When are you supposed to tip? It’s a question we all ask at some point in our lives. Let’s face it; tipping can be complicated and uncomfortable. Nobody wants to look like a cheapskate but you also don’t want to look like you don’t understand the value of a dollar.
Tipping is tricky. When do you tip? How much?
You don’t want to offend the person who’s offered you services but you also don’t want to look as if you haven’t a clue what you’re doing.
Rest easy, sweet mama! I’ve done the leg work and compiled this list for you. I’ve scoured the Internet and countless advice columns, asked in group forums, and researched industry standards to compile this complete(ish) list for you. I hope it proves handy and the next time you’re faced with the dilemma of how many dollar bills you should hand over, you feel confident doing so!
- Bartender: 15% is standard; although, if you’re ordering complicated mixed drinks, 20% is more appropriate.
- Waitstaff (Sit-down Style Restaurant): 15% is standard; 20% for good service and more if they offered you outstanding service. 10% or less if the service was poor and you know it wasn’t the kitchen’s fault.
- Waitstaff (Buffet Style Restaurant): 5-10% depending on how much work is done by the waitstaff
- Barista: $1 per handmade coffee (espresso, lattes, etc); 50 cents for pouring already made drip coffee.
- Takeout: No tip unless they go above and beyond or do something special.
- Food Delivery: 10% with $3 as the minimum amount (add more if the weather is inclement and they offered you excellent service).
- Hairstylist: 10% minimum, but if the person does good work, you see them regularly, and they take their time with you, 20% is more appropriate.
- Shampooer: $5 unless it’s an inexpensive haircut ($20 or less), then $2-$3.
- Manicurist/Pedicurist: 15-20% (higher if there is extra work involved for them).
- Facial/Body Wrap/Massage Services: 15-20%
- Taxi/Limo Drivers: 10-15% of your total fare
- Valet: $1-2
- Bellman: $1-2 per bag.

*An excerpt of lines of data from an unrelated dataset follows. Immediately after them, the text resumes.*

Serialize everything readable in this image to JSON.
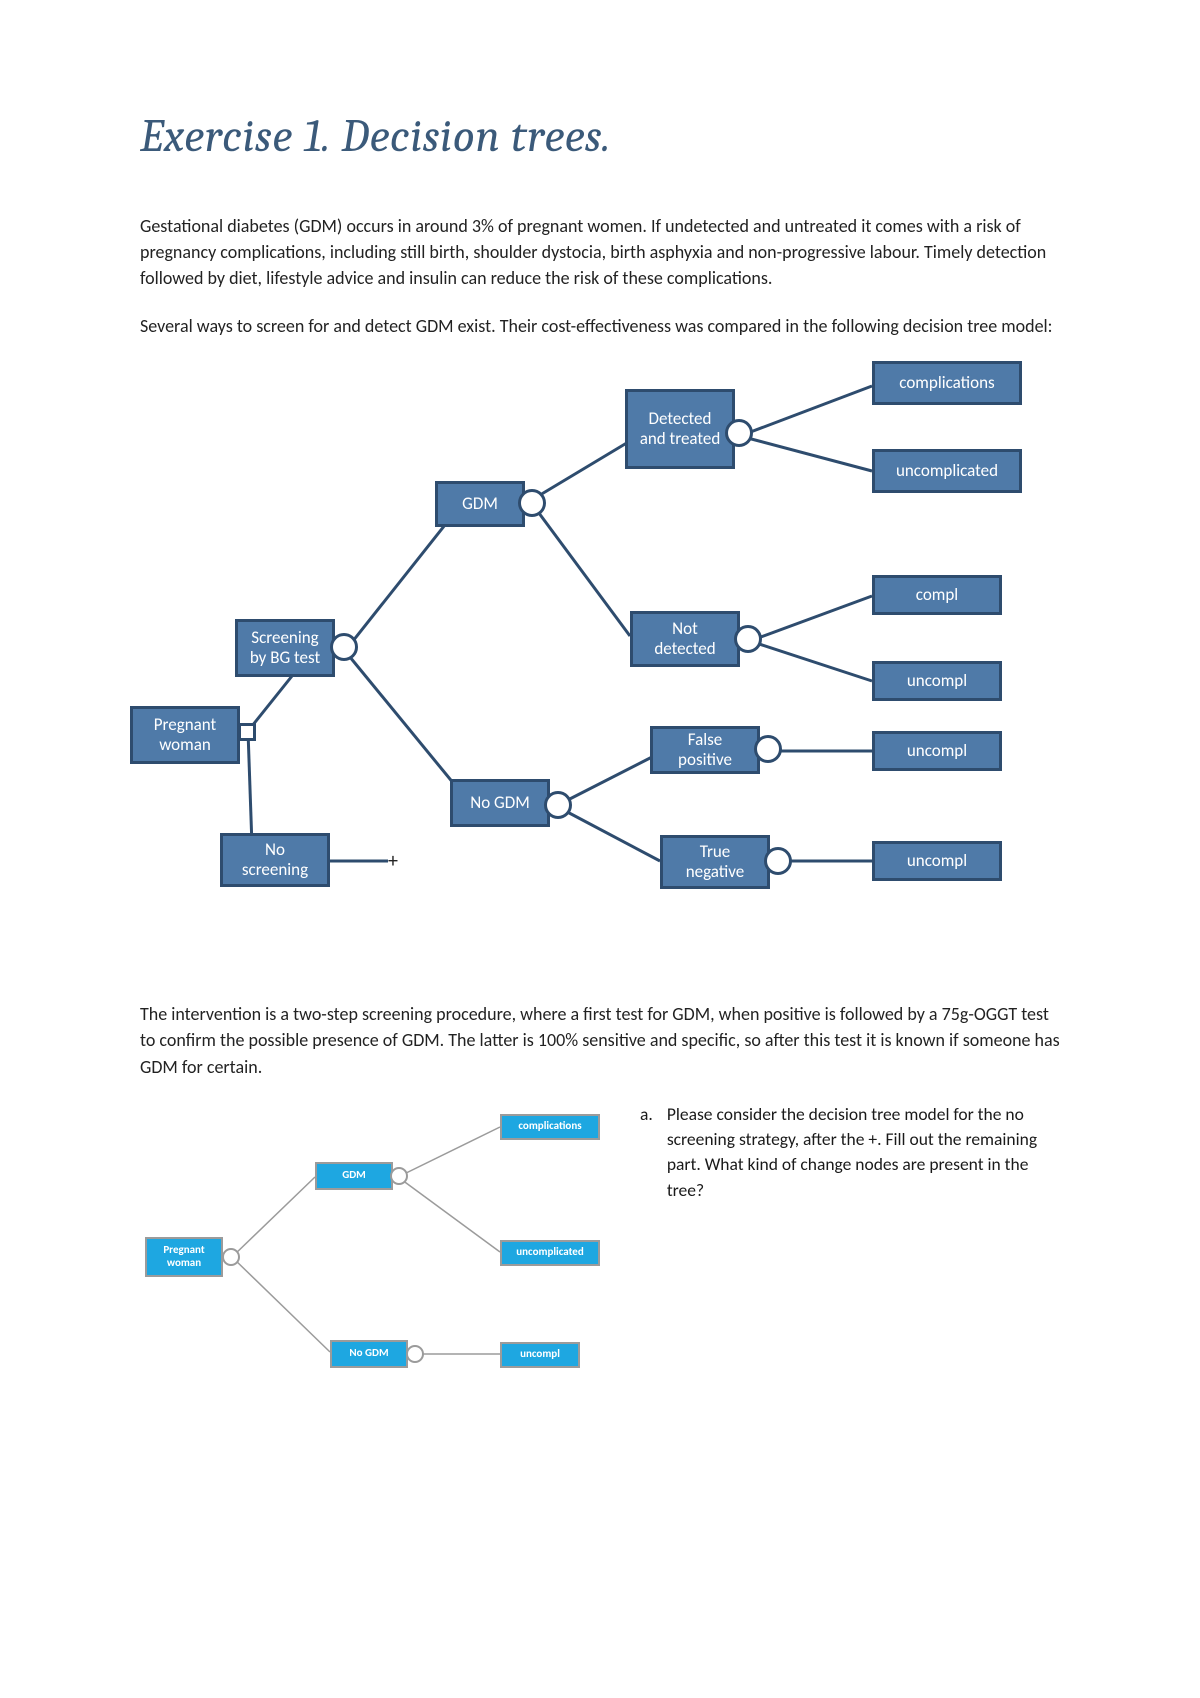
{
  "title": "Exercise 1. Decision trees.",
  "para1": "Gestational diabetes (GDM) occurs in around 3% of pregnant women. If undetected and untreated it comes with a risk of pregnancy complications, including still birth, shoulder dystocia, birth asphyxia and non-progressive labour. Timely detection followed by diet, lifestyle advice and insulin can reduce the risk of these complications.",
  "para2": "Several ways to screen for and detect GDM exist. Their cost-effectiveness was compared in the following decision tree model:",
  "tree1": {
    "root": "Pregnant woman",
    "screening": "Screening by BG test",
    "noscreening": "No screening",
    "gdm": "GDM",
    "nogdm": "No GDM",
    "detected": "Detected and treated",
    "notdetected": "Not detected",
    "falsepos": "False positive",
    "trueneg": "True negative",
    "complications": "complications",
    "uncomplicated": "uncomplicated",
    "compl": "compl",
    "uncompl1": "uncompl",
    "uncompl2": "uncompl",
    "uncompl3": "uncompl",
    "plus": "+"
  },
  "para3": "The intervention is a two-step screening procedure, where a first test for GDM, when positive is followed by a 75g-OGGT test to confirm the possible presence of GDM. The latter is 100% sensitive and specific, so after this test it is known if someone has GDM for certain.",
  "tree2": {
    "root": "Pregnant woman",
    "gdm": "GDM",
    "nogdm": "No GDM",
    "complications": "complications",
    "uncomplicated": "uncomplicated",
    "uncompl": "uncompl"
  },
  "question": {
    "letter": "a.",
    "text": "Please consider the decision tree model for the no screening strategy, after the +. Fill out the remaining part. What kind of change nodes are present in the tree?"
  }
}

Tip more if they provide any additional services.
- Concierge: For anything from dinner reservations to hard-to-come by theatre tickets, $5-$10. To ensure great service throughout your stay, add a $20 tip to the bill.
- Room Service: 15% of the bill unless gratuity is already added.

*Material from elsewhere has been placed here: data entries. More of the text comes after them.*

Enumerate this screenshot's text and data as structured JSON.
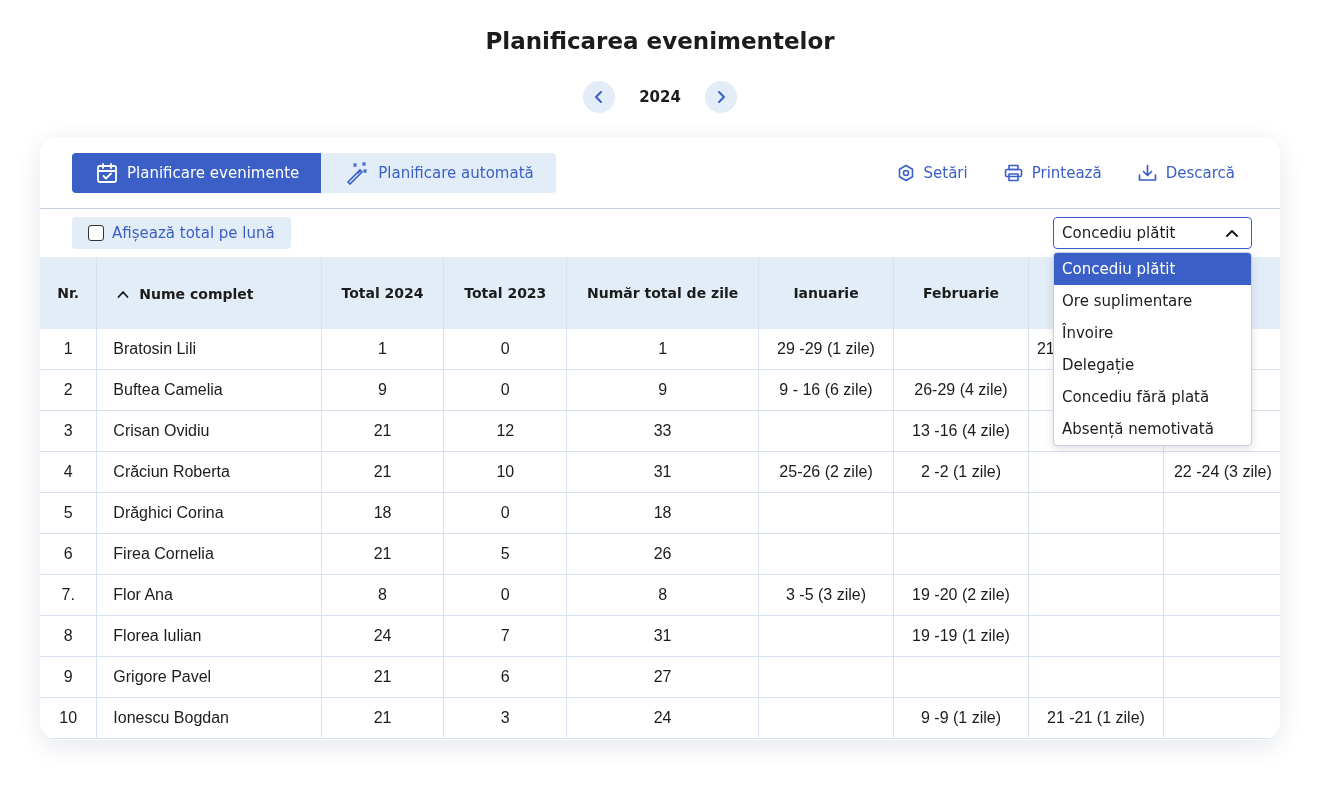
{
  "title": "Planificarea evenimentelor",
  "year": "2024",
  "tabs": [
    {
      "label": "Planificare evenimente",
      "selected": true,
      "kind": "calendar"
    },
    {
      "label": "Planificare automată",
      "selected": false,
      "kind": "wand"
    }
  ],
  "actions": [
    {
      "label": "Setări",
      "kind": "settings"
    },
    {
      "label": "Printează",
      "kind": "print"
    },
    {
      "label": "Descarcă",
      "kind": "download"
    }
  ],
  "monthly_total": {
    "label": "Afișează total pe lună",
    "checked": false
  },
  "event_type": {
    "value": "Concediu plătit",
    "expanded": true,
    "options": [
      {
        "label": "Concediu plătit",
        "selected": true
      },
      {
        "label": "Ore suplimentare",
        "selected": false
      },
      {
        "label": "Învoire",
        "selected": false
      },
      {
        "label": "Delegație",
        "selected": false
      },
      {
        "label": "Concediu fără plată",
        "selected": false
      },
      {
        "label": "Absență nemotivată",
        "selected": false
      }
    ]
  },
  "table": {
    "columns": [
      {
        "label": "Nr."
      },
      {
        "label": "Nume complet",
        "sorted_ascending": true
      },
      {
        "label": "Total 2024"
      },
      {
        "label": "Total 2023"
      },
      {
        "label": "Număr total de zile"
      },
      {
        "label": "Ianuarie"
      },
      {
        "label": "Februarie"
      }
    ],
    "rows": [
      {
        "nr": "1",
        "name": "Bratosin Lili",
        "total_2024": "1",
        "total_2023": "0",
        "total_days": "1",
        "ianuarie": "29 -29 (1 zile)",
        "column_8": "21"
      },
      {
        "nr": "2",
        "name": "Buftea Camelia",
        "total_2024": "9",
        "total_2023": "0",
        "total_days": "9",
        "ianuarie": "9 - 16 (6 zile)",
        "februarie": "26-29 (4 zile)"
      },
      {
        "nr": "3",
        "name": "Crisan Ovidiu",
        "total_2024": "21",
        "total_2023": "12",
        "total_days": "33",
        "februarie": "13 -16 (4 zile)"
      },
      {
        "nr": "4",
        "name": "Crăciun Roberta",
        "total_2024": "21",
        "total_2023": "10",
        "total_days": "31",
        "ianuarie": "25-26 (2 zile)",
        "februarie": "2 -2 (1 zile)",
        "column_9": "22 -24 (3 zile)"
      },
      {
        "nr": "5",
        "name": "Drăghici Corina",
        "total_2024": "18",
        "total_2023": "0",
        "total_days": "18"
      },
      {
        "nr": "6",
        "name": "Firea Cornelia",
        "total_2024": "21",
        "total_2023": "5",
        "total_days": "26"
      },
      {
        "nr": "7.",
        "name": "Flor Ana",
        "total_2024": "8",
        "total_2023": "0",
        "total_days": "8",
        "ianuarie": "3 -5 (3 zile)",
        "februarie": "19 -20 (2 zile)"
      },
      {
        "nr": "8",
        "name": "Florea Iulian",
        "total_2024": "24",
        "total_2023": "7",
        "total_days": "31",
        "februarie": "19 -19 (1 zile)"
      },
      {
        "nr": "9",
        "name": "Grigore Pavel",
        "total_2024": "21",
        "total_2023": "6",
        "total_days": "27"
      },
      {
        "nr": "10",
        "name": "Ionescu Bogdan",
        "total_2024": "21",
        "total_2023": "3",
        "total_days": "24",
        "februarie": "9 -9 (1 zile)",
        "column_8": "21 -21 (1 zile)"
      }
    ]
  }
}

- If you requested something special be delivered to your room (like a hair dryer, crib or an iron), tip $1 per item received.
- Maid: $2 per day
- Cruises: Varies. Ask cruise line about customary gratuities.
- Babysitter: 10-20% based on services provided; if you come home to a clean house or she went above and beyond and you didn’t ask it of him/her, tip extra.
- Grocery Delivery (Full-service delivery company like Shipt or InstaCart): 10% of the total bill; extra if if the shopper does more than the norm (more than 10 miles from the store shopped at, lots of produce that required careful selection, an otherwise complicated, very-large or heavy order).
- Roadside Service: $10 (more if weather is inclement: rain, very hot, etc).
- Pet Groomer: 10% for short-haired, if well behaved. 15% for long-haired, well-behaved dogs; and 20% for the not so well-behaved dog.
- House/Pet Sitter: 10-15%; more if you sitter cares for your home/pet on a regular basis, animals require special treatment (medications, difficult animal, etc) or has gone above and beyond what is expected.
While it can be tricky, with a little bit of preparation, any situation where tipping is involved can be made comfortable.
If you’re unsure what tip is appropriate, the best gauge is to consider the service you’ve received (and what lengths the individual went to on your behalf) and give what you feel is appropriate for the value of that service.